Lié au Retable d'Issenheim
Un choc, donc, qui répond à celui que dit avoir éprouvé Frédérique Goerig-Hergott, commissaire de l’exposition actuelle. En 2012, elle avait été marquée par sa découverte du triptyque "Nom d’un chien ! Un jour parfait", que l'artiste présentait alors à Nantes. Elle avait vu dans cette représentation monumentale et christique de Yan Pei-Ming une résonance du Retable d’Issenheim. Et voulait lever un coin du voile : qui est donc cet artiste chinois, arrivé en France en 1980 pour étudier aux Beaux-arts de Dijon et devenu célèbre pour ses portraits de Mao, dont l’œuvre figurative et expressive coïncide avec les thèmes de filiation, de sacré et de sacrifice, traités dans le retable ?
Une mise à nu
C’est ce à quoi tente de répondre l’exposition présentée au musée Unterlinden.

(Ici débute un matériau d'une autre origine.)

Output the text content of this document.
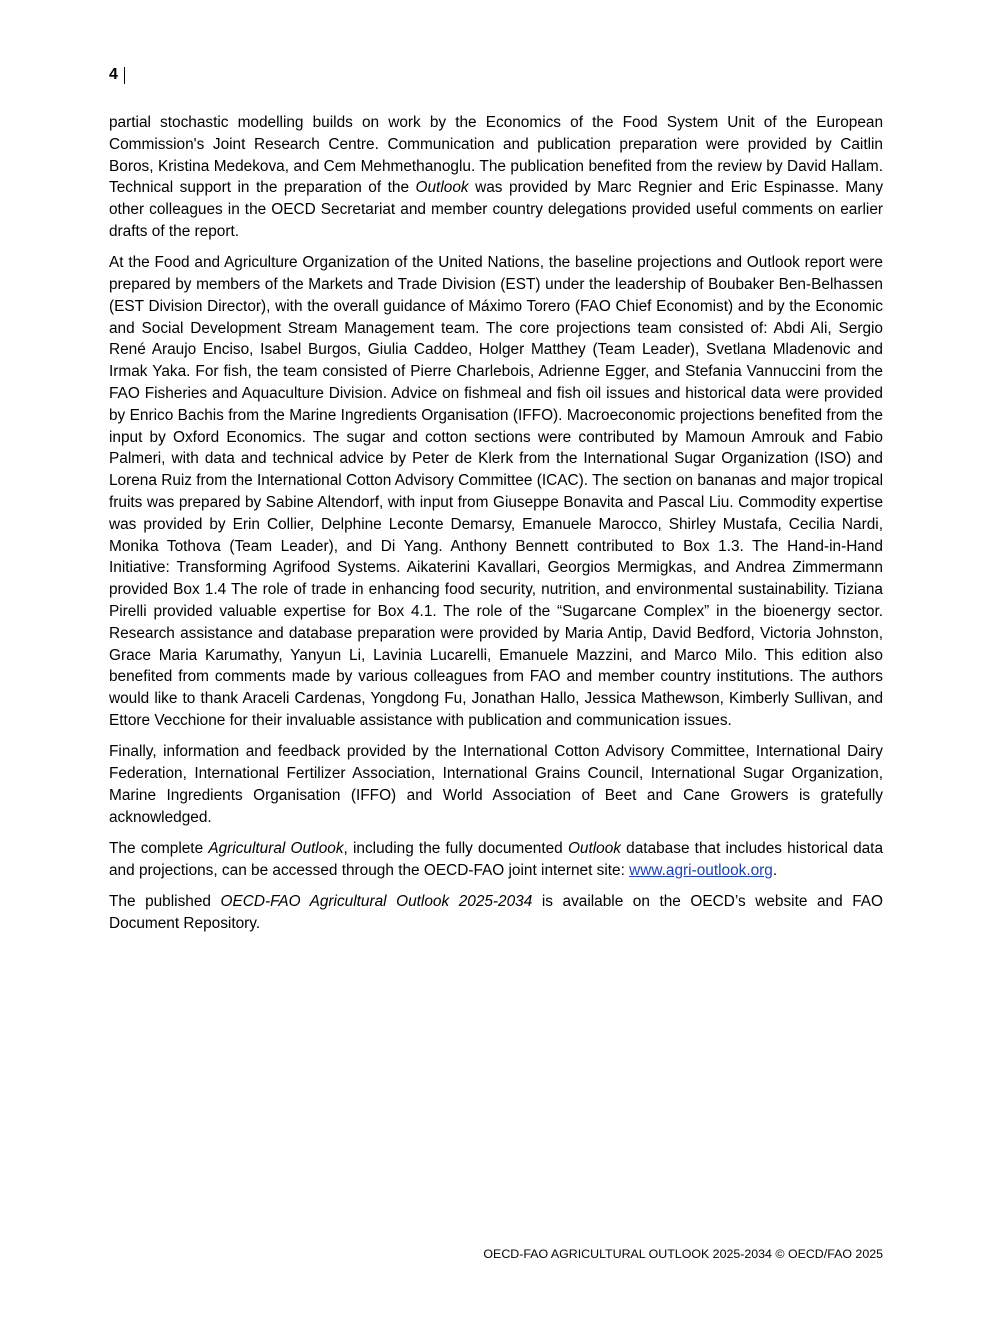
4

partial stochastic modelling builds on work by the Economics of the Food System Unit of the European Commission's Joint Research Centre. Communication and publication preparation were provided by Caitlin Boros, Kristina Medekova, and Cem Mehmethanoglu. The publication benefited from the review by David Hallam. Technical support in the preparation of the Outlook was provided by Marc Regnier and Eric Espinasse. Many other colleagues in the OECD Secretariat and member country delegations provided useful comments on earlier drafts of the report.

At the Food and Agriculture Organization of the United Nations, the baseline projections and Outlook report were prepared by members of the Markets and Trade Division (EST) under the leadership of Boubaker Ben-Belhassen (EST Division Director), with the overall guidance of Máximo Torero (FAO Chief Economist) and by the Economic and Social Development Stream Management team. The core projections team consisted of: Abdi Ali, Sergio René Araujo Enciso, Isabel Burgos, Giulia Caddeo, Holger Matthey (Team Leader), Svetlana Mladenovic and Irmak Yaka. For fish, the team consisted of Pierre Charlebois, Adrienne Egger, and Stefania Vannuccini from the FAO Fisheries and Aquaculture Division. Advice on fishmeal and fish oil issues and historical data were provided by Enrico Bachis from the Marine Ingredients Organisation (IFFO). Macroeconomic projections benefited from the input by Oxford Economics. The sugar and cotton sections were contributed by Mamoun Amrouk and Fabio Palmeri, with data and technical advice by Peter de Klerk from the International Sugar Organization (ISO) and Lorena Ruiz from the International Cotton Advisory Committee (ICAC). The section on bananas and major tropical fruits was prepared by Sabine Altendorf, with input from Giuseppe Bonavita and Pascal Liu. Commodity expertise was provided by Erin Collier, Delphine Leconte Demarsy, Emanuele Marocco, Shirley Mustafa, Cecilia Nardi, Monika Tothova (Team Leader), and Di Yang. Anthony Bennett contributed to Box 1.3. The Hand-in-Hand Initiative: Transforming Agrifood Systems. Aikaterini Kavallari, Georgios Mermigkas, and Andrea Zimmermann provided Box 1.4 The role of trade in enhancing food security, nutrition, and environmental sustainability. Tiziana Pirelli provided valuable expertise for Box 4.1. The role of the “Sugarcane Complex” in the bioenergy sector. Research assistance and database preparation were provided by Maria Antip, David Bedford, Victoria Johnston, Grace Maria Karumathy, Yanyun Li, Lavinia Lucarelli, Emanuele Mazzini, and Marco Milo. This edition also benefited from comments made by various colleagues from FAO and member country institutions. The authors would like to thank Araceli Cardenas, Yongdong Fu, Jonathan Hallo, Jessica Mathewson, Kimberly Sullivan, and Ettore Vecchione for their invaluable assistance with publication and communication issues.

Finally, information and feedback provided by the International Cotton Advisory Committee, International Dairy Federation, International Fertilizer Association, International Grains Council, International Sugar Organization, Marine Ingredients Organisation (IFFO) and World Association of Beet and Cane Growers is gratefully acknowledged.

The complete Agricultural Outlook, including the fully documented Outlook database that includes historical data and projections, can be accessed through the OECD-FAO joint internet site: www.agri-outlook.org.

The published OECD-FAO Agricultural Outlook 2025-2034 is available on the OECD’s website and FAO Document Repository.

OECD-FAO AGRICULTURAL OUTLOOK 2025-2034 © OECD/FAO 2025
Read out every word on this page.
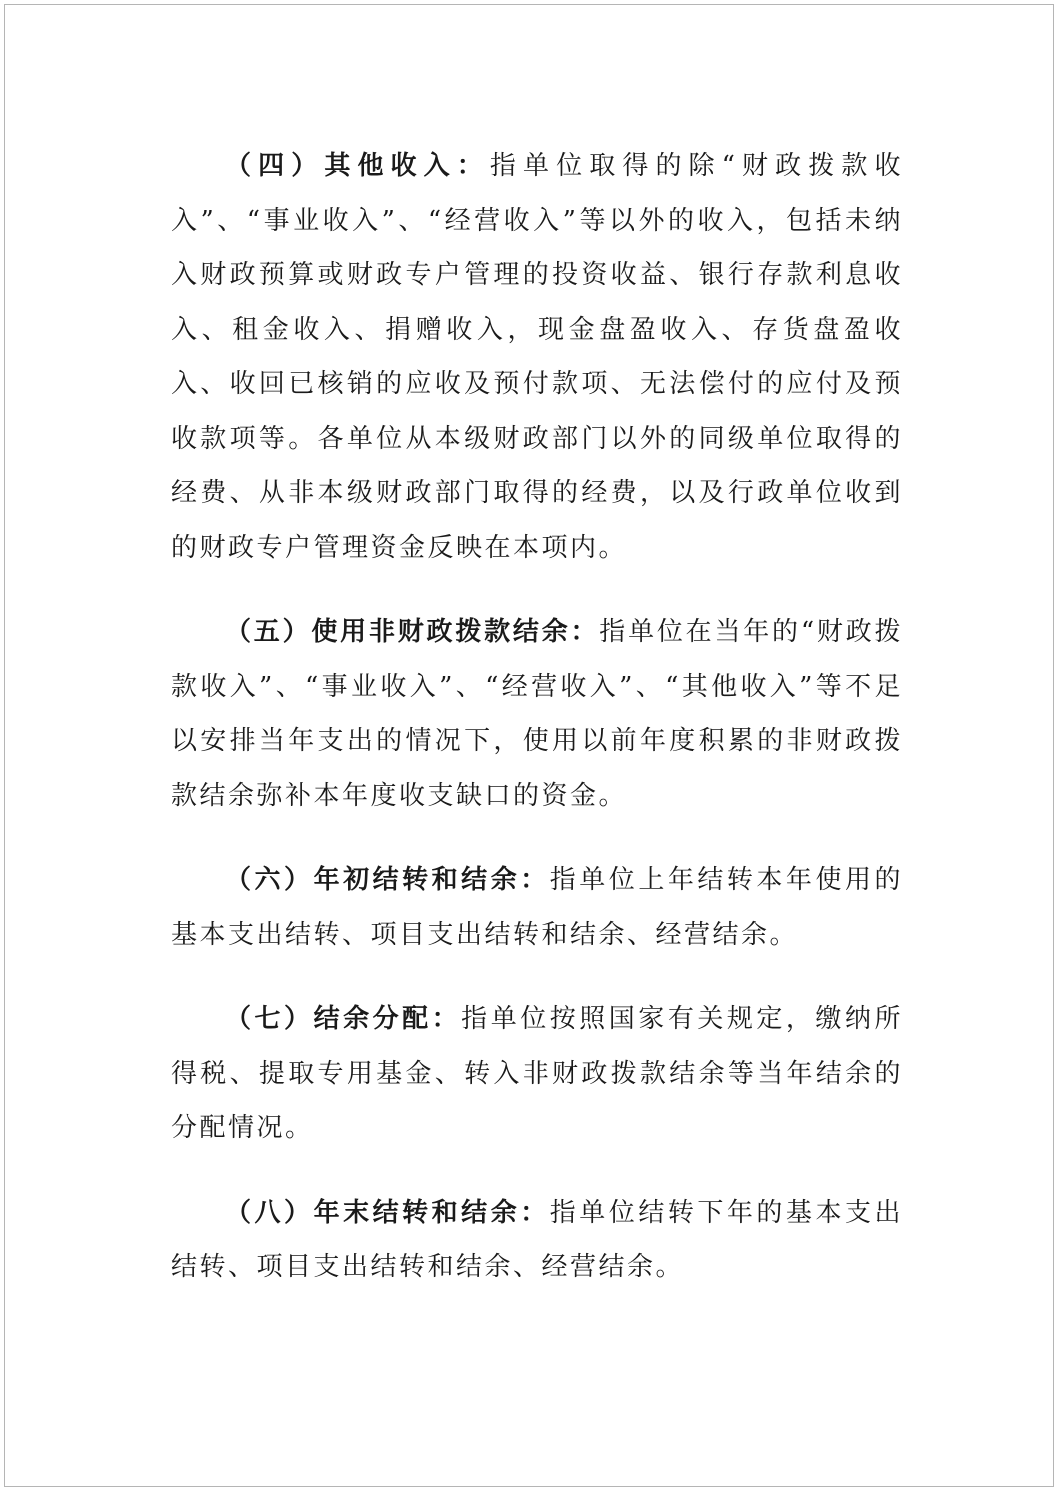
（四）其他收入：指单位取得的除“财政拨款收入”、“事业收入”、“经营收入”等以外的收入，包括未纳入财政预算或财政专户管理的投资收益、银行存款利息收入、租金收入、捐赠收入，现金盘盈收入、存货盘盈收入、收回已核销的应收及预付款项、无法偿付的应付及预收款项等。各单位从本级财政部门以外的同级单位取得的经费、从非本级财政部门取得的经费，以及行政单位收到的财政专户管理资金反映在本项内。

（五）使用非财政拨款结余：指单位在当年的“财政拨款收入”、“事业收入”、“经营收入”、“其他收入”等不足以安排当年支出的情况下，使用以前年度积累的非财政拨款结余弥补本年度收支缺口的资金。

（六）年初结转和结余：指单位上年结转本年使用的基本支出结转、项目支出结转和结余、经营结余。

（七）结余分配：指单位按照国家有关规定，缴纳所得税、提取专用基金、转入非财政拨款结余等当年结余的分配情况。

（八）年末结转和结余：指单位结转下年的基本支出结转、项目支出结转和结余、经营结余。
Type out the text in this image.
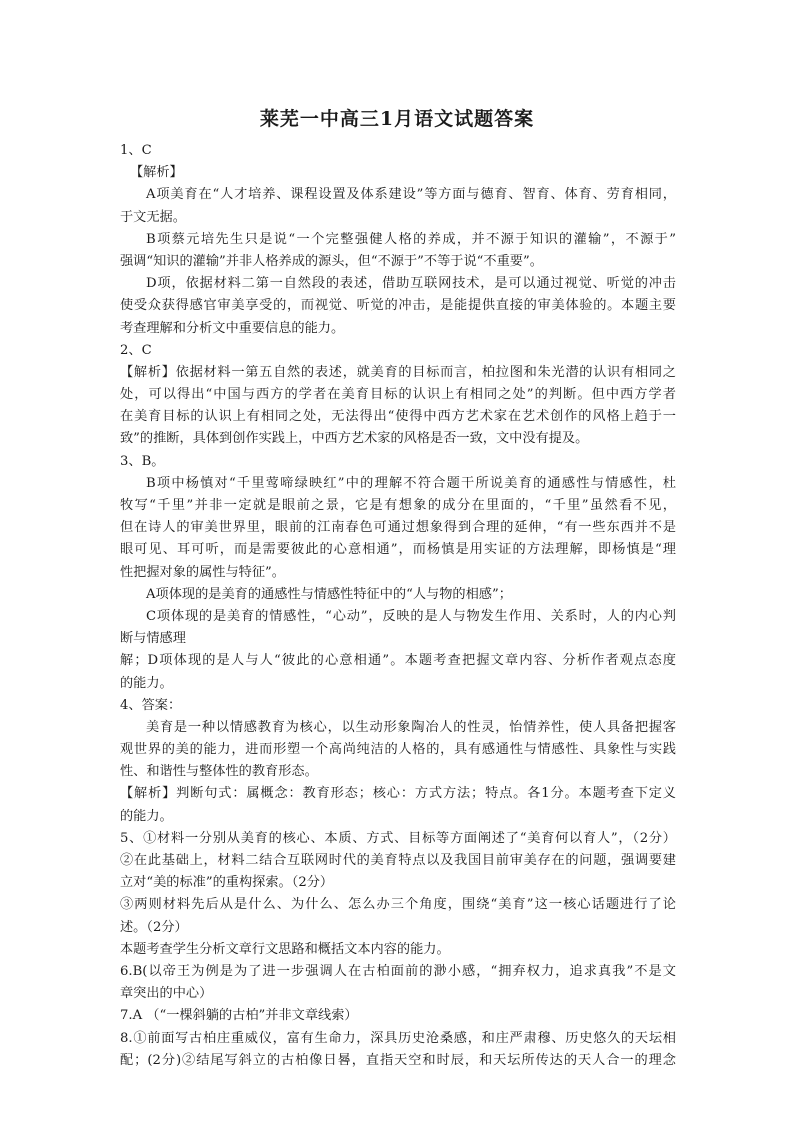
莱芜一中高三1月语文试题答案
1、C
【解析】
A项美育在“人才培养、课程设置及体系建设”等方面与德育、智育、体育、劳育相同，
于文无据。
B项蔡元培先生只是说“一个完整强健人格的养成，并不源于知识的灌输”，不源于”
强调“知识的灌输”并非人格养成的源头，但“不源于”不等于说“不重要”。
D项，依据材料二第一自然段的表述，借助互联网技术，是可以通过视觉、听觉的冲击
使受众获得感官审美享受的，而视觉、听觉的冲击，是能提供直接的审美体验的。本题主要
考查理解和分析文中重要信息的能力。
2、C
【解析】依据材料一第五自然的表述，就美育的目标而言，柏拉图和朱光潜的认识有相同之
处，可以得出“中国与西方的学者在美育目标的认识上有相同之处”的判断。但中西方学者
在美育目标的认识上有相同之处，无法得出“使得中西方艺术家在艺术创作的风格上趋于一
致”的推断，具体到创作实践上，中西方艺术家的风格是否一致，文中没有提及。
3、B。
B项中杨慎对“千里莺啼绿映红”中的理解不符合题干所说美育的通感性与情感性，杜
牧写“千里”并非一定就是眼前之景，它是有想象的成分在里面的，“千里”虽然看不见，
但在诗人的审美世界里，眼前的江南春色可通过想象得到合理的延伸，“有一些东西并不是
眼可见、耳可听，而是需要彼此的心意相通”，而杨慎是用实证的方法理解，即杨慎是“理
性把握对象的属性与特征”。
A项体现的是美育的通感性与情感性特征中的“人与物的相感”；
C项体现的是美育的情感性，“心动”，反映的是人与物发生作用、关系时，人的内心判
断与情感理
解；D项体现的是人与人“彼此的心意相通”。本题考查把握文章内容、分析作者观点态度
的能力。
4、答案：
美育是一种以情感教育为核心，以生动形象陶冶人的性灵，怡情养性，使人具备把握客
观世界的美的能力，进而形塑一个高尚纯洁的人格的，具有感通性与情感性、具象性与实践
性、和谐性与整体性的教育形态。
【解析】判断句式：属概念：教育形态；核心：方式方法；特点。各1分。本题考查下定义
的能力。
5、①材料一分别从美育的核心、本质、方式、目标等方面阐述了“美育何以育人”，（2分）
②在此基础上，材料二结合互联网时代的美育特点以及我国目前审美存在的问题，强调要建
立对“美的标准”的重构探索。（2分）
③两则材料先后从是什么、为什么、怎么办三个角度，围绕“美育”这一核心话题进行了论
述。（2分）
本题考查学生分析文章行文思路和概括文本内容的能力。
6.B(以帝王为例是为了进一步强调人在古柏面前的渺小感，“拥弃权力，追求真我”不是文
章突出的中心）
7.A （“一棵斜躺的古柏”并非文章线索）
8.①前面写古柏庄重威仪，富有生命力，深具历史沧桑感，和庄严肃穆、历史悠久的天坛相
配；(2分)②结尾写斜立的古柏像日晷，直指天空和时辰，和天坛所传达的天人合一的理念
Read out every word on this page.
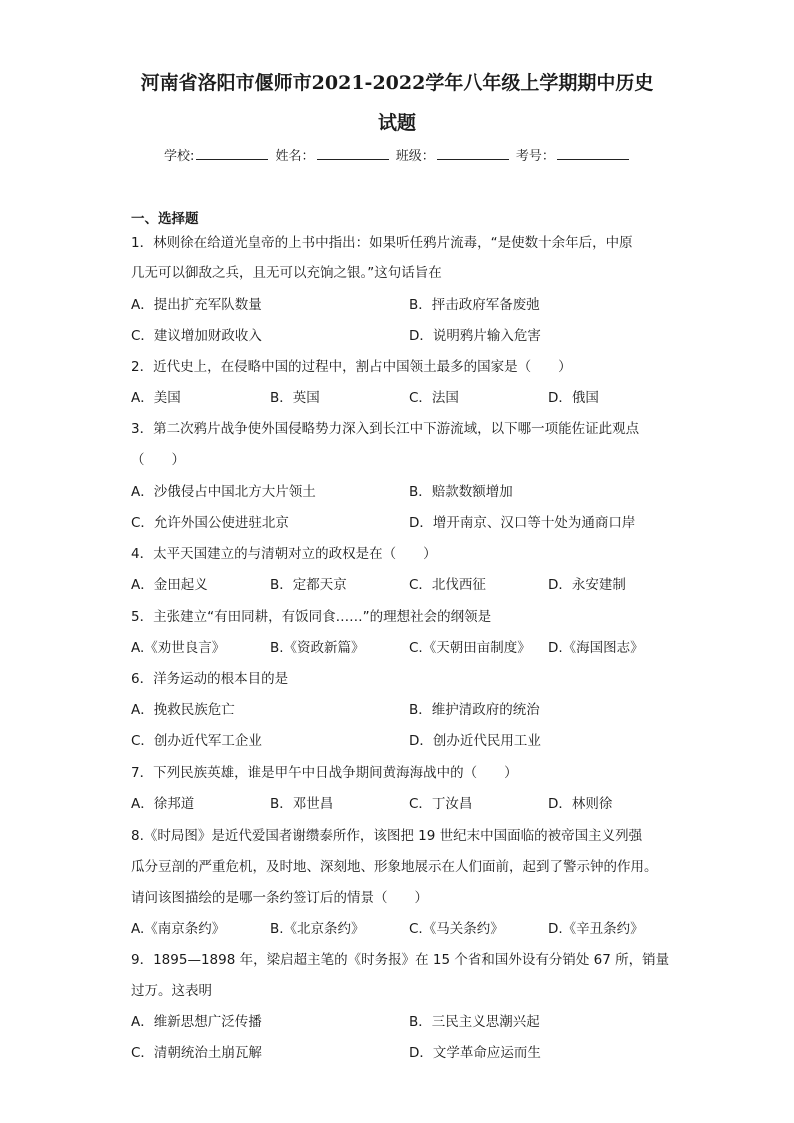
河南省洛阳市偃师市2021-2022学年八年级上学期期中历史
试题
学校:	姓名：	班级：	考号：
一、选择题
1．林则徐在给道光皇帝的上书中指出：如果听任鸦片流毒，“是使数十余年后，中原
几无可以御敌之兵，且无可以充饷之银。”这句话旨在
A．提出扩充军队数量	B．抨击政府军备废弛
C．建议增加财政收入	D．说明鸦片输入危害
2．近代史上，在侵略中国的过程中，割占中国领土最多的国家是（　　）
A．美国	B．英国	C．法国	D．俄国
3．第二次鸦片战争使外国侵略势力深入到长江中下游流域，以下哪一项能佐证此观点
（　　）
A．沙俄侵占中国北方大片领土	B．赔款数额增加
C．允许外国公使进驻北京	D．增开南京、汉口等十处为通商口岸
4．太平天国建立的与清朝对立的政权是在（　　）
A．金田起义	B．定都天京	C．北伐西征	D．永安建制
5．主张建立“有田同耕，有饭同食……”的理想社会的纲领是
A.《劝世良言》	B.《资政新篇》	C.《天朝田亩制度》 D.《海国图志》
6．洋务运动的根本目的是
A．挽救民族危亡	B．维护清政府的统治
C．创办近代军工企业	D．创办近代民用工业
7．下列民族英雄，谁是甲午中日战争期间黄海海战中的（　　）
A．徐邦道	B．邓世昌	C．丁汝昌	D．林则徐
8.《时局图》是近代爱国者谢缵泰所作，该图把 19 世纪末中国面临的被帝国主义列强
瓜分豆剖的严重危机，及时地、深刻地、形象地展示在人们面前，起到了警示钟的作用。
请问该图描绘的是哪一条约签订后的情景（　　）
A.《南京条约》	B.《北京条约》	C.《马关条约》	D.《辛丑条约》
9．1895—1898 年，梁启超主笔的《时务报》在 15 个省和国外设有分销处 67 所，销量
过万。这表明
A．维新思想广泛传播	B．三民主义思潮兴起
C．清朝统治土崩瓦解	D．文学革命应运而生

En 50 tableaux et 12 dessins et aquarelles, issus de collections publiques et privées de toute l'Europe, l’artiste s’expose : certes, il y a son oeuvre mais, surtout à travers elle il propose une lecture personnelle. « J’ai senti qu’il était temps, que cette démarche devenait nécessaire », reconnaît l’artiste qui se défend de faire une rétrospective de son travail.
Chronologique, « l’exposition s’intéresse au regard que Yan Pei-Ming porte sur lui-même et sur son œuvre, tout en évoquant son évolution stylistique et sa place dans l’histoire de l’art », précise la commissaire d’exposition.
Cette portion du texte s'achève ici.